7 luglio 2002 – 14ª domenica t. o.

Zc 9,9-10 / Rm 8,9.11-13 / Mt 11,25-30

 

IMPARATE DA ME CHE SONO MITE E UMILE

Mt 11,29

 

Questa espressione fa parte di un brano del Vangelo che somiglia ad un inno di lode in tre strofe collegate tra loro: la prima è una benedizione (“Ti benedico, Padre, perché hai tenuto nascoste queste cose agli intelligenti e le hai rivelate ai piccoli”); la seconda ci presenta la persona di Gesù in intimità totale con il Padre, intimità partecipata a chi crede in lui (“Nessuno conosce il Padre se non il Figlio e colui al quale il Figlio lo voglia rivelare”); la terza, la nostra, contiene un invito a tutti i deboli e i poveri perché si mettano alla sequela di Gesù, vera e definitiva sapienza.

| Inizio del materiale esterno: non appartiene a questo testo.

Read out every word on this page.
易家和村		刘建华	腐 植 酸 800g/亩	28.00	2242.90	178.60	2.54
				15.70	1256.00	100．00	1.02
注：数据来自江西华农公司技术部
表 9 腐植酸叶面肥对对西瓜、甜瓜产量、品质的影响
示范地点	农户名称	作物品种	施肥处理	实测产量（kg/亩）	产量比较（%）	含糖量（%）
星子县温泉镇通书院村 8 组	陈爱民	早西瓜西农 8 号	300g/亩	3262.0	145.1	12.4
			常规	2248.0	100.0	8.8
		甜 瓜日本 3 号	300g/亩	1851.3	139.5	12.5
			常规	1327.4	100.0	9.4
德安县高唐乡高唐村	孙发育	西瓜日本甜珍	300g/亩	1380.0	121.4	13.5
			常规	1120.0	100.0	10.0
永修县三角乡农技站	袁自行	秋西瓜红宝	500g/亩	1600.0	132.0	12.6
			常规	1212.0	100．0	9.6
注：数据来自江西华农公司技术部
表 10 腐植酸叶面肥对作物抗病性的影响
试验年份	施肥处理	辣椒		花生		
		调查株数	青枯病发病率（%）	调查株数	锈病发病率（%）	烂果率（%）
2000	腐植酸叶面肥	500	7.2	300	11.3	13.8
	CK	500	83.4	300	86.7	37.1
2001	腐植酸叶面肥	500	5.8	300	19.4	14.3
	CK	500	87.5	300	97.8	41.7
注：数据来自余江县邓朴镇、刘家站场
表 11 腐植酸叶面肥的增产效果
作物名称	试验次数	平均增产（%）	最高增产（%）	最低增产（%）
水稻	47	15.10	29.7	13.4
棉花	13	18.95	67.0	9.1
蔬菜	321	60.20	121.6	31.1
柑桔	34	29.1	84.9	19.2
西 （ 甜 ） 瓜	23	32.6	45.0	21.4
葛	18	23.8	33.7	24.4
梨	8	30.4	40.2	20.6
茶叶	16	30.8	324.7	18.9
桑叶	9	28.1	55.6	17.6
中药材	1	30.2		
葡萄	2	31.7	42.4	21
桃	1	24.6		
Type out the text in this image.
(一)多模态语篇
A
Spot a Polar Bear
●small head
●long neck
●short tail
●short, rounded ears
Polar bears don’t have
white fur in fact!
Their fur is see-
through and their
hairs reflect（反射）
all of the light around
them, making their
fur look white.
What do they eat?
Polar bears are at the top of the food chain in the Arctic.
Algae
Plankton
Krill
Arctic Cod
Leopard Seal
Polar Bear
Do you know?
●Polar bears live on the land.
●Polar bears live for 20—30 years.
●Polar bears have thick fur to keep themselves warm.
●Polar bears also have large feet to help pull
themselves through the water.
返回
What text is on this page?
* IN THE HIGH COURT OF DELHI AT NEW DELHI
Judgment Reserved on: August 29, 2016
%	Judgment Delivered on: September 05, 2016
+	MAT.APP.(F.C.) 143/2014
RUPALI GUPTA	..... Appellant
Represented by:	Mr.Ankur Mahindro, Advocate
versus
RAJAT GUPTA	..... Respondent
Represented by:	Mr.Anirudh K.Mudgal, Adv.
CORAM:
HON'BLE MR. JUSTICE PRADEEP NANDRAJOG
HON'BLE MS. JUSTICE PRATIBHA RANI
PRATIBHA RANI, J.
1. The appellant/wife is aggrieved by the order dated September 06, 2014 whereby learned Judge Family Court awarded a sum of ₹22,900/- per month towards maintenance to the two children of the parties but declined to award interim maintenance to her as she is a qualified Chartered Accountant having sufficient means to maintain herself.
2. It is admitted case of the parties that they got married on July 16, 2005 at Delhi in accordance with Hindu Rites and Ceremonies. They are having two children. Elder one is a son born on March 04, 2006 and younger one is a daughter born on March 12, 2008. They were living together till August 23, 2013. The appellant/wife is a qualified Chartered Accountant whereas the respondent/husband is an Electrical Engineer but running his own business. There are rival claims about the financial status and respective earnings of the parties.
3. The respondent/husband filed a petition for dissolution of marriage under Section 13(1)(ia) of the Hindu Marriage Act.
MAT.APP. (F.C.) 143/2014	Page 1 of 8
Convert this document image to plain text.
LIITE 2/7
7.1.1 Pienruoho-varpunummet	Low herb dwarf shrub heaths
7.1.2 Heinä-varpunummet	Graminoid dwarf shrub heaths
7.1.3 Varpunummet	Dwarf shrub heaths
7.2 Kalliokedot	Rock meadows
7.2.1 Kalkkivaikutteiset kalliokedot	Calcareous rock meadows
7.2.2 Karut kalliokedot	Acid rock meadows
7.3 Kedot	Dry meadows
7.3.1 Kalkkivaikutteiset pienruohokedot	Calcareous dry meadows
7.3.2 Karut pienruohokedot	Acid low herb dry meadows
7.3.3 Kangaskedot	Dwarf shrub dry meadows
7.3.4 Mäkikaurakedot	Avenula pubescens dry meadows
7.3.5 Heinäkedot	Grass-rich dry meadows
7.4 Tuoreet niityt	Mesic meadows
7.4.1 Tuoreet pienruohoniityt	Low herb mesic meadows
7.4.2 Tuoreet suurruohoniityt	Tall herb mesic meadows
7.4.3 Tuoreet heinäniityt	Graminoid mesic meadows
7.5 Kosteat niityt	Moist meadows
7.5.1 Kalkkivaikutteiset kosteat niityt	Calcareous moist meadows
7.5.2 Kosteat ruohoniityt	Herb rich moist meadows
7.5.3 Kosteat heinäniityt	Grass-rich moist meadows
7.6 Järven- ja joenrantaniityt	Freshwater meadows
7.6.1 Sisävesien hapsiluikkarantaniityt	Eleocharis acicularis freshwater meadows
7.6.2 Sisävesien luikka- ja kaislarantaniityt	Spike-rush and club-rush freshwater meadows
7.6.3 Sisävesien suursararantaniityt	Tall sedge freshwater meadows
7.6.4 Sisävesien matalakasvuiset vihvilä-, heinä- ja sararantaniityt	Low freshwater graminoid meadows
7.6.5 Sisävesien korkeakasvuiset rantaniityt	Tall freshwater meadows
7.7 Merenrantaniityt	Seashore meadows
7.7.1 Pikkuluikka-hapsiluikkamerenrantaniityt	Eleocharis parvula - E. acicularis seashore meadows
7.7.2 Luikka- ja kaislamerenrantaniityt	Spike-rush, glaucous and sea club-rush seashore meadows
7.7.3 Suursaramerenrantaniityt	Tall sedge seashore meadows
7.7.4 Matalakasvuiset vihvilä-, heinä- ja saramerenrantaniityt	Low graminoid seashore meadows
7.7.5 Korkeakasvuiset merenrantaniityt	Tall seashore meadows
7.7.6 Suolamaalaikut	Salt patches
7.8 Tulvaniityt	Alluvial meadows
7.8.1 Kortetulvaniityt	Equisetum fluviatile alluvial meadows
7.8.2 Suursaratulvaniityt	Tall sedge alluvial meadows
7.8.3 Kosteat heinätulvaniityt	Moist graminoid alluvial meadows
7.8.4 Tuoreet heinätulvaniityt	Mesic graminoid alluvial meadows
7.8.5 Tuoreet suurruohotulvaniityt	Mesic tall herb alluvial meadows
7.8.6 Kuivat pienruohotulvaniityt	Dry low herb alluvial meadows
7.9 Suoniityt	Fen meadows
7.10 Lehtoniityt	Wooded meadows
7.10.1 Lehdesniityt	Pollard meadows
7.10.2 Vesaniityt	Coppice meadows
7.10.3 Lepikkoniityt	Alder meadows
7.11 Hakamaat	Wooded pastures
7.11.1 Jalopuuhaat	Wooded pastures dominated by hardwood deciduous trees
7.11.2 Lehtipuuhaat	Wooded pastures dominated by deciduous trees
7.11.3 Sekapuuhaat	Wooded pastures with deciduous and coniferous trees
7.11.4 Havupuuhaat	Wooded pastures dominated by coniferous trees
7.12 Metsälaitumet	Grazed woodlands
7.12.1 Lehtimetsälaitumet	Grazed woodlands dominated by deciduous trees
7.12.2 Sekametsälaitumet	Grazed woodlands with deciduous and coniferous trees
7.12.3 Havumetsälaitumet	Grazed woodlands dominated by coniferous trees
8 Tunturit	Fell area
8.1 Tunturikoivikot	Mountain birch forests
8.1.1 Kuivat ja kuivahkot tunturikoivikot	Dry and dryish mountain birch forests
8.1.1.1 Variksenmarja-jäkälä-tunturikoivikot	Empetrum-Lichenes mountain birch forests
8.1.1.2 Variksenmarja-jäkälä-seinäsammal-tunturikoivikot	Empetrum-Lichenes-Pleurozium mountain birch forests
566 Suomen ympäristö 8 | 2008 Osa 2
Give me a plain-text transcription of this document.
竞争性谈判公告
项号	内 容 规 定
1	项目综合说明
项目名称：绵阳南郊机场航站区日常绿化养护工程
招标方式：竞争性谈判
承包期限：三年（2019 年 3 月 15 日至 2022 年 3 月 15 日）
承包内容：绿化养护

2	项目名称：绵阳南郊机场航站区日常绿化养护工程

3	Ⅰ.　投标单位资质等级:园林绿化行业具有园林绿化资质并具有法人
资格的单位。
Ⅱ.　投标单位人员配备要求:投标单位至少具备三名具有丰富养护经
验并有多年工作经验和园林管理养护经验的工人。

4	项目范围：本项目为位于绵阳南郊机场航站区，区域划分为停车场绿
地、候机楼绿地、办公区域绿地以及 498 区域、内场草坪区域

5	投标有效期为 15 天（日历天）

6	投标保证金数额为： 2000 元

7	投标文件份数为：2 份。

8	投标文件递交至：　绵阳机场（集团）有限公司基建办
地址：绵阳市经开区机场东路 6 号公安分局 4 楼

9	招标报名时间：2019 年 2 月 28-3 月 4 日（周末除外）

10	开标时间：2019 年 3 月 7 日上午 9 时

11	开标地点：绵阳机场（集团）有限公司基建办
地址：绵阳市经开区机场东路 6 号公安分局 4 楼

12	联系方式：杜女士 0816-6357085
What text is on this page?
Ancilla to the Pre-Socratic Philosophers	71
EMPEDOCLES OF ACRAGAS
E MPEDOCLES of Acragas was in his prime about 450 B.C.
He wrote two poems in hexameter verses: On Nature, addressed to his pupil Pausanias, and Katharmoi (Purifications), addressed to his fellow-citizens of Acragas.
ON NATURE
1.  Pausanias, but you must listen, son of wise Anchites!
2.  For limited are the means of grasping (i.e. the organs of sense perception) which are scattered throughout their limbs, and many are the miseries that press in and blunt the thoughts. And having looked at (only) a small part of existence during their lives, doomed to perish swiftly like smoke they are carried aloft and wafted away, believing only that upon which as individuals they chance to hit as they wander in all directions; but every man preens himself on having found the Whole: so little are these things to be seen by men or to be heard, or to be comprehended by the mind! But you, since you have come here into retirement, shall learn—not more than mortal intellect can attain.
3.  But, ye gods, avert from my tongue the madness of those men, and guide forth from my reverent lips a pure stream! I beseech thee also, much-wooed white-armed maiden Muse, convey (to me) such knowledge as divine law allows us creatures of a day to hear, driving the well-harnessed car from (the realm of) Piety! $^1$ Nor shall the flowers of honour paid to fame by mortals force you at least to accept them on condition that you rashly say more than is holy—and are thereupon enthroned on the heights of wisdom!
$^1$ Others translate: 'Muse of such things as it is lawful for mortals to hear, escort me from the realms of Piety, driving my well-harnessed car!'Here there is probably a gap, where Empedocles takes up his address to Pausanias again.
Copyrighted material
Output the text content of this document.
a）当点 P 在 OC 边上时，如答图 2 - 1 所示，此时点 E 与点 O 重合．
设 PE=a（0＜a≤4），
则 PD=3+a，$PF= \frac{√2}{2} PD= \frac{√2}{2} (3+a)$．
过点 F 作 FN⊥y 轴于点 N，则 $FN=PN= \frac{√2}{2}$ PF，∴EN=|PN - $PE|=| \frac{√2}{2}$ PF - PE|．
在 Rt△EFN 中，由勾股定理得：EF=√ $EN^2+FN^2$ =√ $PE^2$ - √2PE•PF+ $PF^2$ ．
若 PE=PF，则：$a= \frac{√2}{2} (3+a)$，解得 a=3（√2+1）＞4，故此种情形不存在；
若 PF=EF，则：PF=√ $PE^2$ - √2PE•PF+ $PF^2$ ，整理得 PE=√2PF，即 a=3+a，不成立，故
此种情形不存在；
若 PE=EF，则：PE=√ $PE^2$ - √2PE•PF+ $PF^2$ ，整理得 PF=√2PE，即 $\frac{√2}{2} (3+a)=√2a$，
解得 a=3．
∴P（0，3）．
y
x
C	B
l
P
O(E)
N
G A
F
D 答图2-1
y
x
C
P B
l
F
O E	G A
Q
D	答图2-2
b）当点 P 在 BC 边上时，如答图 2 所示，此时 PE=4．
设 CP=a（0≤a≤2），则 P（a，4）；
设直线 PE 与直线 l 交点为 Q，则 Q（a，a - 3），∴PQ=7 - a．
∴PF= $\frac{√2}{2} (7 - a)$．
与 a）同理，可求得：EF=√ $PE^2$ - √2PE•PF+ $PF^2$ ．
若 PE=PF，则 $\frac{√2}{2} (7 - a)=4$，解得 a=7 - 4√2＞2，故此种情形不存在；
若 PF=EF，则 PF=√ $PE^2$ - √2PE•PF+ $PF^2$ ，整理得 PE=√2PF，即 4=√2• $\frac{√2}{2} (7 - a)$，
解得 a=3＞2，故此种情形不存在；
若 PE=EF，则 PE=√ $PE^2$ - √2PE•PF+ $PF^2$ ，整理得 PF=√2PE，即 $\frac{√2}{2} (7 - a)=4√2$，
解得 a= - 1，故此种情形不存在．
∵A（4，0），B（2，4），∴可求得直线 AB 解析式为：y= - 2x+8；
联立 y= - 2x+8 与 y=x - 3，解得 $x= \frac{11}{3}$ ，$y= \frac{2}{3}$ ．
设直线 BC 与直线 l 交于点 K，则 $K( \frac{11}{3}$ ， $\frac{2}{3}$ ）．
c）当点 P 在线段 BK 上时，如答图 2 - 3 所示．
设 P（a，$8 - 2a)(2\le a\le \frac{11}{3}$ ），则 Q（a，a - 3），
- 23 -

“Imparate da me”: solo Gesù può insegnare l’amore vero a noi inesperti. Il quale ha due qualità: la mitezza e l’umiltà. E si manifesta nel servizio concreto e nella capacità di perdonare.

Perché Gesù ci invita ad imparare da lui? Perché vuole rivelarci ciò che ha conosciuto dal Padre, vuole comunicarci il piacere di vivere da figli e da fratelli. Noi, presi da tante faccende, così limitati e fragili, possiamo avere in cuore la vita che dal Padre scorre nel Figlio e da Gesù viene comunicata a noi.

La mitezza e l’umiltà ci aiutano ad accoglierla, a custodirla e ad esprimerla. E così possiamo gustare il ristoro e la soavità della vita che Gesù ci rivela e ci partecipa.